Monday, September 27, 2010

#325 - Tony Oliva

Card fact: "Des. Hitter," in case you don't know, stands for "designated hitter," not "desperate hitter."

What I thought about this card then: I never saw it. The first Tony Oliva card I saw was his final Topps card in the 1976 set. I liked that card quite a bit, even though it's an in-the-shadows head shot.

What I think about this card now: Those hitters in the '70s sure played in some tilted stadiums.

Other stuff: Oliva is one of the best Cuban-born athletes to play in the major leagues. He was the American League Rookie of the Year in 1964, a year in which he also won the league batting title, the first time that happened in the A.L. Oliva would go on to win the batting title two more times.

Oliva was a consistent .300 hitter, which wasn't easy to do in the late 1960s. Later, knee problems limited his playing time and he became a designated hitter because of his injuries. His abbreviated career, because of those injuries, has probably kept him out of the Hall of Fame so far.

Oliva played in the postseason three times. After struggling in the 1965 World Series against the Dodgers, he did much better in the ALCS against the Orioles in 1970 and 1971. He went 6-for-12 in the Twins' loss to the Orioles in '71. After his career, Oliva became a batting coach for the Twins. He was a very popular player, and Minnesota has retired his uniform number.

Back facts: Cal McLish, who recently died, started his career with the Brooklyn Dodgers in the mid-1940s. His major league career lasted until 1964.

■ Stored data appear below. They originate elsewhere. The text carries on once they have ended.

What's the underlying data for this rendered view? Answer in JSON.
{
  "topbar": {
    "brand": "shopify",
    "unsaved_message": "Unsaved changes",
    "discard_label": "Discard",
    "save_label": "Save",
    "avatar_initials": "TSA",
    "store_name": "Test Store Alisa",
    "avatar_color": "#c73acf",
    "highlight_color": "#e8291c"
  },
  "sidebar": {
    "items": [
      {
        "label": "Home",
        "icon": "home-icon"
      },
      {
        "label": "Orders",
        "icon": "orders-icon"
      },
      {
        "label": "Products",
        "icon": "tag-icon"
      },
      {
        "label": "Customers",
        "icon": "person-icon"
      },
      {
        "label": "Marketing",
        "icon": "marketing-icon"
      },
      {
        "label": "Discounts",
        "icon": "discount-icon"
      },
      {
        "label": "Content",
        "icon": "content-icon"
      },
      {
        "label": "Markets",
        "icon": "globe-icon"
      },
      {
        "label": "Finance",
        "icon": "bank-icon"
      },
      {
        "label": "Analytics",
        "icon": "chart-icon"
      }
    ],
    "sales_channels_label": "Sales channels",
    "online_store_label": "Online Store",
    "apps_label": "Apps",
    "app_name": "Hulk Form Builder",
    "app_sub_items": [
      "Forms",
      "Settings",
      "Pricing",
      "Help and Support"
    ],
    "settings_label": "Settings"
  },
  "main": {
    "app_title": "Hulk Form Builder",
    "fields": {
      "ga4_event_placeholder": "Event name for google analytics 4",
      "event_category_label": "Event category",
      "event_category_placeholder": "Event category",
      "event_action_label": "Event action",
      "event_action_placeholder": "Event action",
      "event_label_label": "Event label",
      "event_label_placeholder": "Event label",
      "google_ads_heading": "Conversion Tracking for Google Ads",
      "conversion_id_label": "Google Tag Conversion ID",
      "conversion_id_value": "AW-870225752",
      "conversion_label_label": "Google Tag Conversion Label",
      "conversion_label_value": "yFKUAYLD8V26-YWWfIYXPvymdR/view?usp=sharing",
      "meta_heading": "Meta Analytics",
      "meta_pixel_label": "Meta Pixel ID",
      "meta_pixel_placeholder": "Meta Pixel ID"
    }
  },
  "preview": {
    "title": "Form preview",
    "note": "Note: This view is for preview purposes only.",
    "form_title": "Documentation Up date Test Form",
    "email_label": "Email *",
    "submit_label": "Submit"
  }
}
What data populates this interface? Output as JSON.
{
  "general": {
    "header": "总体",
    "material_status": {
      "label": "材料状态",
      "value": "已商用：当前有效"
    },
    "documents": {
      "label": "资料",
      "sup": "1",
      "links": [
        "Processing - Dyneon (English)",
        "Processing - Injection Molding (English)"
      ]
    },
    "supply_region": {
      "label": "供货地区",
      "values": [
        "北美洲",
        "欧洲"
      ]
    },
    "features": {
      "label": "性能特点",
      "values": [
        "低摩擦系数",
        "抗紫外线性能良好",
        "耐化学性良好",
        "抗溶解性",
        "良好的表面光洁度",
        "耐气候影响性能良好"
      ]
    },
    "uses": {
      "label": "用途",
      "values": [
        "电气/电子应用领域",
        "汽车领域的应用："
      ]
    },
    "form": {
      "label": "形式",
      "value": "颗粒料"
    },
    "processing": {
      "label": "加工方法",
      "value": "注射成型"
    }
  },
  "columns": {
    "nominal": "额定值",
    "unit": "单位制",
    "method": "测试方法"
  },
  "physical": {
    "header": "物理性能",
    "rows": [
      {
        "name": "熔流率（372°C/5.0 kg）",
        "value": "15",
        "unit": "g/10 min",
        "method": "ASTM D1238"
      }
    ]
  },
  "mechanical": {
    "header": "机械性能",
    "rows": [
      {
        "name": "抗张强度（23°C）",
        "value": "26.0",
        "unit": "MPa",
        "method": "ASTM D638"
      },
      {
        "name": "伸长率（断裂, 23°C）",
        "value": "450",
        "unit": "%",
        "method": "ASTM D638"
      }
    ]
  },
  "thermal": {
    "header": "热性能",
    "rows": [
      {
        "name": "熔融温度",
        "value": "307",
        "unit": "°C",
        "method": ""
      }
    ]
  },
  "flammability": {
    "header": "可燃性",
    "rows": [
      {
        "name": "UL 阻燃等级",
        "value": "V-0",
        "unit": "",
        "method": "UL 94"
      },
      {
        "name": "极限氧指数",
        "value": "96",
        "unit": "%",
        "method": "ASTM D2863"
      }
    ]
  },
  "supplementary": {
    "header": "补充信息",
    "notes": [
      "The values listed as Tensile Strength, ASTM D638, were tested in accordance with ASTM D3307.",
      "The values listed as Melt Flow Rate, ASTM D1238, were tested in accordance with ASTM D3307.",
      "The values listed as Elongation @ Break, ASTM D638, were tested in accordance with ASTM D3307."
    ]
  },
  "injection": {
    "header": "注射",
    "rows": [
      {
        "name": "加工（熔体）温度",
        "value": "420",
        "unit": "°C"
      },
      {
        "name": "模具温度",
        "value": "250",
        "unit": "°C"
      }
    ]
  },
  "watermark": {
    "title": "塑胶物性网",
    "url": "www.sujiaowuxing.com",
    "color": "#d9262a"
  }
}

Other blog stuff: Mike Schmidt was born on this date in 1949. He's 61 years old.


Play at the Plate said...

Not to take anything away from Oliva's career, but Mike Schmidt is 61!? Holy crap I'm getting old.

Kevin said...

I can't link to it because I'm on a PC that blocks YouTube, but if you do a quick search you should be able to find a video of Tony Oliva schooling his grandson at Nintendo Wii baseball. It's pretty cute.